WASHINGTON, Sept. 30, 2015 – Republican senators used a congressional hearing Wednesday to press an Army representative for an explanation on why the Corps of Engineers opted to support the Environmental Protection Agency’s Waters of the U.S. (WOTUS) rule despite opposition in some internal memos.

GOP members of the Subcommittee on Fisheries, Water, and Wildlife peppered Assistant Secretary of the Army for Civil Works Jo-Ellen Darcy with questions about the Army’s role in the rule while their Democratic counterparts questioned why the hearing was happening in the first place. WOTUS, or the Clean Water Rule as it’s called by EPA, went into effect in 37 of the 50 states at the end of August; a federal judge in North Dakota granted an injunction against its implementation in the remaining 13 states.

At the heart of the issue were memos released in July by the House Oversight and Government Reform Committee. In one memo, Maj. Gen. John Peabody told Darcy in April that the draft WOTUS rule “contradicts long-standing and well-established legal principles” relating to Clean Water Act enforcement. He later suggested that the Corps’ name and logo should not appear on the final rule.

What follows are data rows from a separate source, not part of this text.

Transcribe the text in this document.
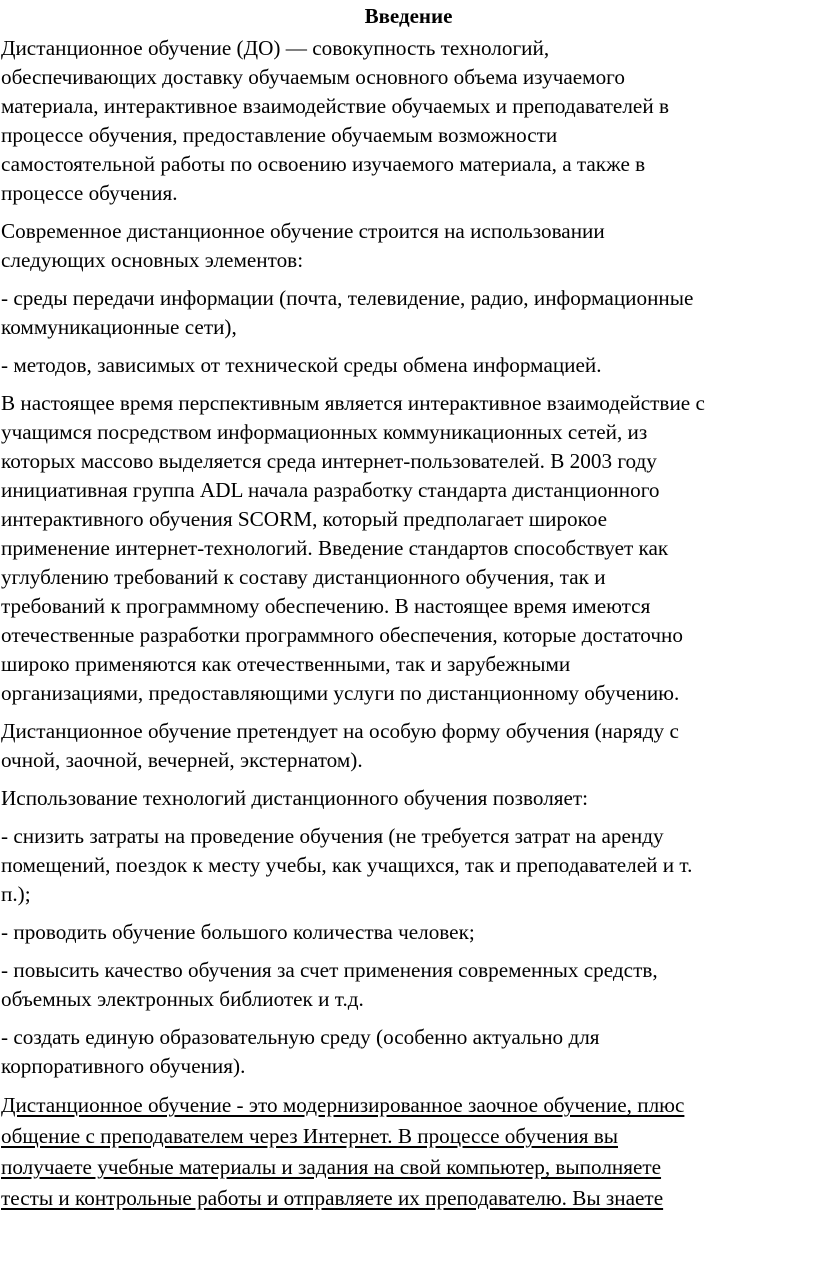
Введение

Дистанционное обучение (ДО) — совокупность технологий,
обеспечивающих доставку обучаемым основного объема изучаемого
материала, интерактивное взаимодействие обучаемых и преподавателей в
процессе обучения, предоставление обучаемым возможности
самостоятельной работы по освоению изучаемого материала, а также в
процессе обучения.

Современное дистанционное обучение строится на использовании
следующих основных элементов:

- среды передачи информации (почта, телевидение, радио, информационные
коммуникационные сети),

- методов, зависимых от технической среды обмена информацией.

В настоящее время перспективным является интерактивное взаимодействие с
учащимся посредством информационных коммуникационных сетей, из
которых массово выделяется среда интернет-пользователей. В 2003 году
инициативная группа ADL начала разработку стандарта дистанционного
интерактивного обучения SCORM, который предполагает широкое
применение интернет-технологий. Введение стандартов способствует как
углублению требований к составу дистанционного обучения, так и
требований к программному обеспечению. В настоящее время имеются
отечественные разработки программного обеспечения, которые достаточно
широко применяются как отечественными, так и зарубежными
организациями, предоставляющими услуги по дистанционному обучению.

Дистанционное обучение претендует на особую форму обучения (наряду с
очной, заочной, вечерней, экстернатом).

Использование технологий дистанционного обучения позволяет:

- снизить затраты на проведение обучения (не требуется затрат на аренду
помещений, поездок к месту учебы, как учащихся, так и преподавателей и т.
п.);

- проводить обучение большого количества человек;

- повысить качество обучения за счет применения современных средств,
объемных электронных библиотек и т.д.

- создать единую образовательную среду (особенно актуально для
корпоративного обучения).

Дистанционное обучение - это модернизированное заочное обучение, плюс
общение с преподавателем через Интернет. В процессе обучения вы
получаете учебные материалы и задания на свой компьютер, выполняете
тесты и контрольные работы и отправляете их преподавателю. Вы знаете
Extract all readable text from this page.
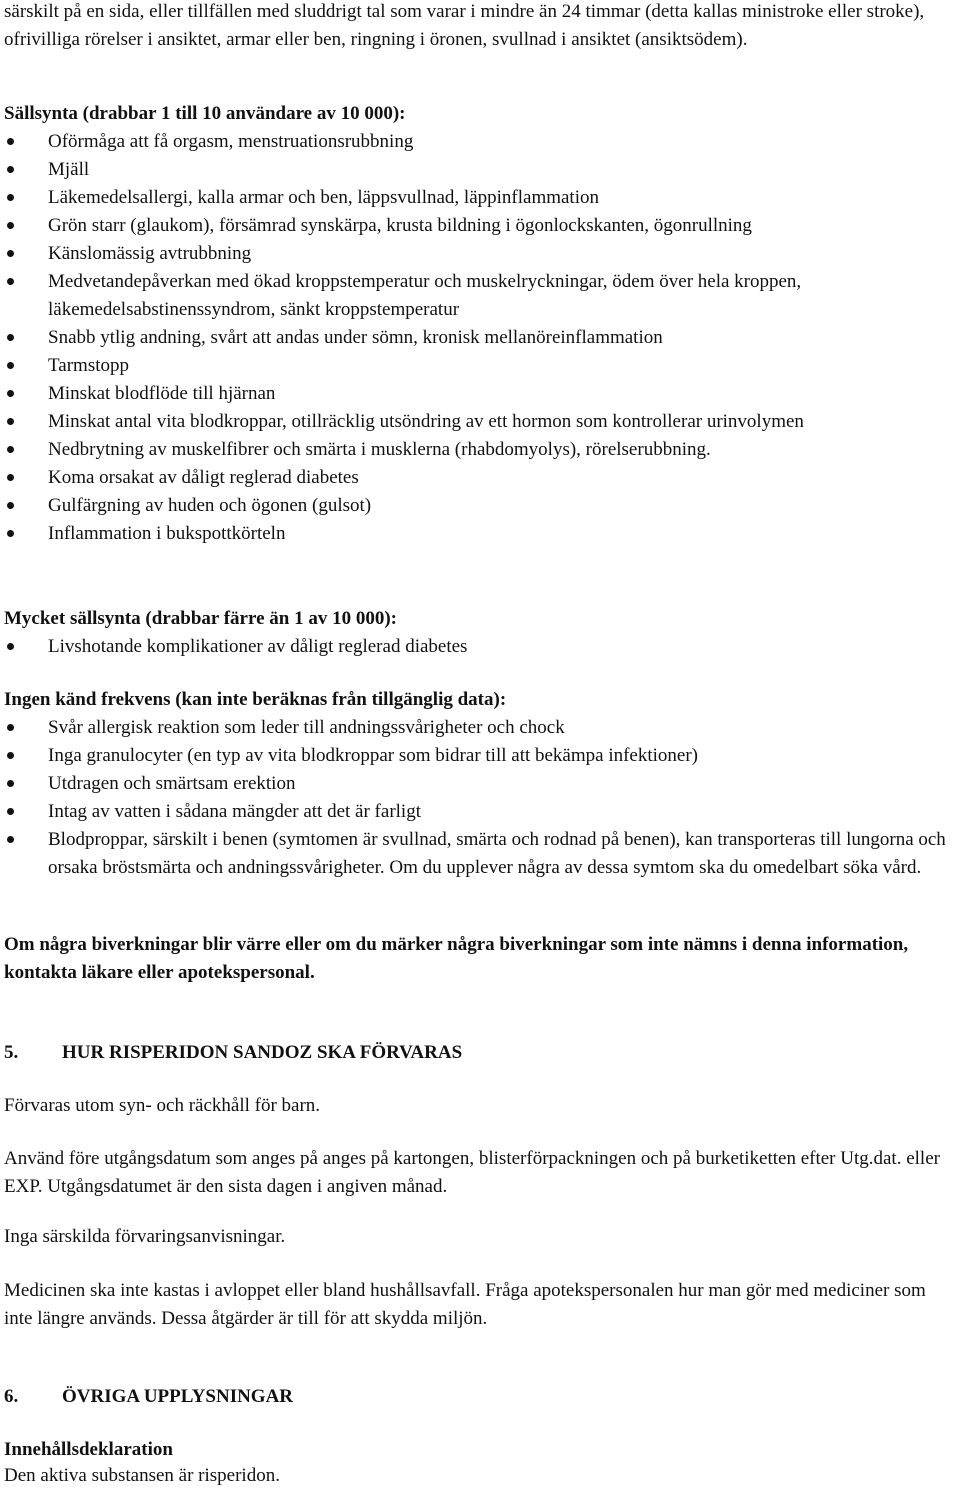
särskilt på en sida, eller tillfällen med sluddrigt tal som varar i mindre än 24 timmar (detta kallas ministroke eller stroke), ofrivilliga rörelser i ansiktet, armar eller ben, ringning i öronen, svullnad i ansiktet (ansiktsödem).

Sällsynta (drabbar 1 till 10 användare av 10 000):

Oförmåga att få orgasm, menstruationsrubbning
Mjäll
Läkemedelsallergi, kalla armar och ben, läppsvullnad, läppinflammation
Grön starr (glaukom), försämrad synskärpa, krusta bildning i ögonlockskanten, ögonrullning
Känslomässig avtrubbning
Medvetandepåverkan med ökad kroppstemperatur och muskelryckningar, ödem över hela kroppen, läkemedelsabstinenssyndrom, sänkt kroppstemperatur
Snabb ytlig andning, svårt att andas under sömn, kronisk mellanöreinflammation
Tarmstopp
Minskat blodflöde till hjärnan
Minskat antal vita blodkroppar, otillräcklig utsöndring av ett hormon som kontrollerar urinvolymen
Nedbrytning av muskelfibrer och smärta i musklerna (rhabdomyolys), rörelserubbning.
Koma orsakat av dåligt reglerad diabetes
Gulfärgning av huden och ögonen (gulsot)
Inflammation i bukspottkörteln

Mycket sällsynta (drabbar färre än 1 av 10 000):

Livshotande komplikationer av dåligt reglerad diabetes

Ingen känd frekvens (kan inte beräknas från tillgänglig data):

Svår allergisk reaktion som leder till andningssvårigheter och chock
Inga granulocyter (en typ av vita blodkroppar som bidrar till att bekämpa infektioner)
Utdragen och smärtsam erektion
Intag av vatten i sådana mängder att det är farligt
Blodproppar, särskilt i benen (symtomen är svullnad, smärta och rodnad på benen), kan transporteras till lungorna och orsaka bröstsmärta och andningssvårigheter. Om du upplever några av dessa symtom ska du omedelbart söka vård.

Om några biverkningar blir värre eller om du märker några biverkningar som inte nämns i denna information, kontakta läkare eller apotekspersonal.

5.	HUR RISPERIDON SANDOZ SKA FÖRVARAS

Förvaras utom syn- och räckhåll för barn.

Använd före utgångsdatum som anges på anges på kartongen, blisterförpackningen och på burketiketten efter Utg.dat. eller EXP. Utgångsdatumet är den sista dagen i angiven månad.

Inga särskilda förvaringsanvisningar.

Medicinen ska inte kastas i avloppet eller bland hushållsavfall. Fråga apotekspersonalen hur man gör med mediciner som inte längre används. Dessa åtgärder är till för att skydda miljön.

6.	ÖVRIGA UPPLYSNINGAR

Innehållsdeklaration

Den aktiva substansen är risperidon.
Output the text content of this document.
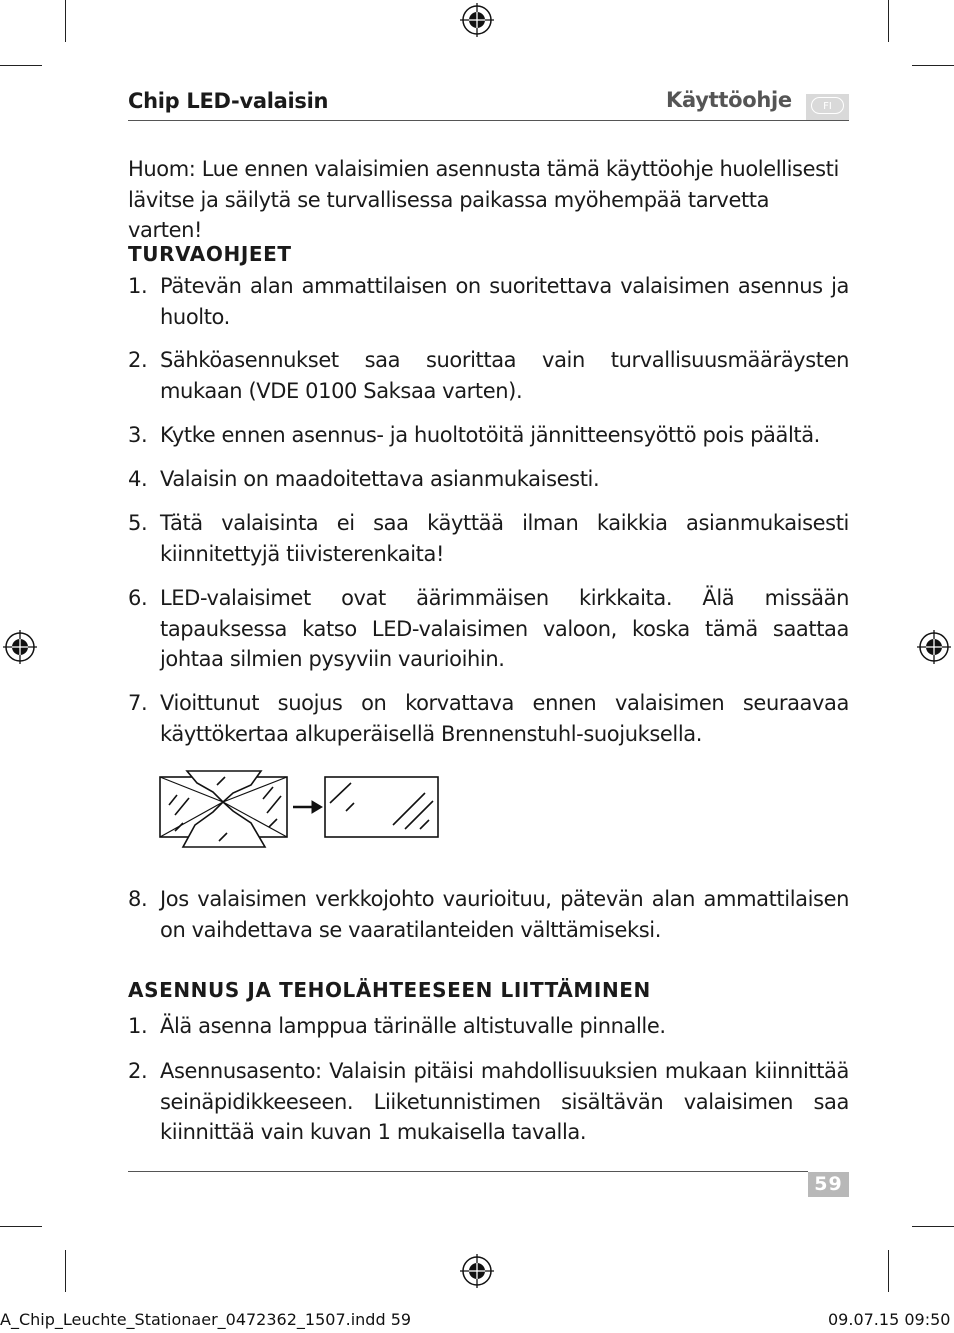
Chip LED-valaisin	Käyttöohje	FI
Huom: Lue ennen valaisimien asennusta tämä käyttöohje huolellisesti lävitse ja säilytä se turvallisessa paikassa myöhempää tarvetta varten!
TURVAOHJEET
1. Pätevän alan ammattilaisen on suoritettava valaisimen asennus ja huolto.
2. Sähköasennukset saa suorittaa vain turvallisuusmääräysten mukaan (VDE 0100 Saksaa varten).
3. Kytke ennen asennus- ja huoltotöitä jännitteensyöttö pois päältä.
4. Valaisin on maadoitettava asianmukaisesti.
5. Tätä valaisinta ei saa käyttää ilman kaikkia asianmukaisesti kiinnitettyjä tiivisterenkaita!
6. LED-valaisimet ovat äärimmäisen kirkkaita. Älä missään tapauksessa katso LED-valaisimen valoon, koska tämä saattaa johtaa silmien pysyviin vaurioihin.
7. Vioittunut suojus on korvattava ennen valaisimen seuraavaa käyttökertaa alkuperäisellä Brennenstuhl-suojuksella.
8. Jos valaisimen verkkojohto vaurioituu, pätevän alan ammattilaisen on vaihdettava se vaaratilanteiden välttämiseksi.
ASENNUS JA TEHOLÄHTEESEEN LIITTÄMINEN
1. Älä asenna lamppua tärinälle altistuvalle pinnalle.
2. Asennusasento: Valaisin pitäisi mahdollisuuksien mukaan kiinnittää seinäpidikkeeseen. Liiketunnistimen sisältävän valaisimen saa kiinnittää vain kuvan 1 mukaisella tavalla.
59
A_Chip_Leuchte_Stationaer_0472362_1507.indd 59	09.07.15 09:50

In his questioning, subcommittee Chairman Dan Sullivan, R-Alaska. asked Darcy if she was under pressure from the EPA to approve the rule despite some internal opposition, but she said the memos represent a “snapshot in time.” Sullivan disagreed, saying the memos were sent “at the end of years and months of working on this rule,” and that some of Darcy’s superiors were saying they couldn’t support enforcement actions authorized by the WOTUS rule.

After Darcy testified that the Corps had provided information used in a technical analysis, but did not perform the analysis, Sullivan cautioned:

“Your senior people – who are probably closer to this than you are – are saying (the Corps) had nothing do with it. So be careful when you’re telling the Congress of the United States that (it) did,”

Darcy added that the memos don’t necessarily reflect the official opinion of the Corps, adding that some people within the unit “had some differing opinions on some of the final decisions that needed to be made in order to finalize this rule.

“I am proud of the Army’s role in developing the rule,” she said in her opening statement. “We stand shoulder to shoulder with our colleagues at EPA in support of the merits of the final rule and the process used to develop it.”

For the most part, Democrats on the panel didn’t use their time to press Darcy for answers on issues related to WOTUS, but rather to express their confusion about the nature and intentions of the hearing.

“It would be one thing if we were talking about the merits of the rule. We could argue the specifics, but it seems to me what we’re arguing about here makes little sense,” Maryland Democrat Ben Cardin said.

The rule redefines the waters of the U.S. that can be regulated under the Clean Water Act. Most of the agricultural community and many Republicans say the rule represents a vast and unwarranted expansion of federal power over private lands.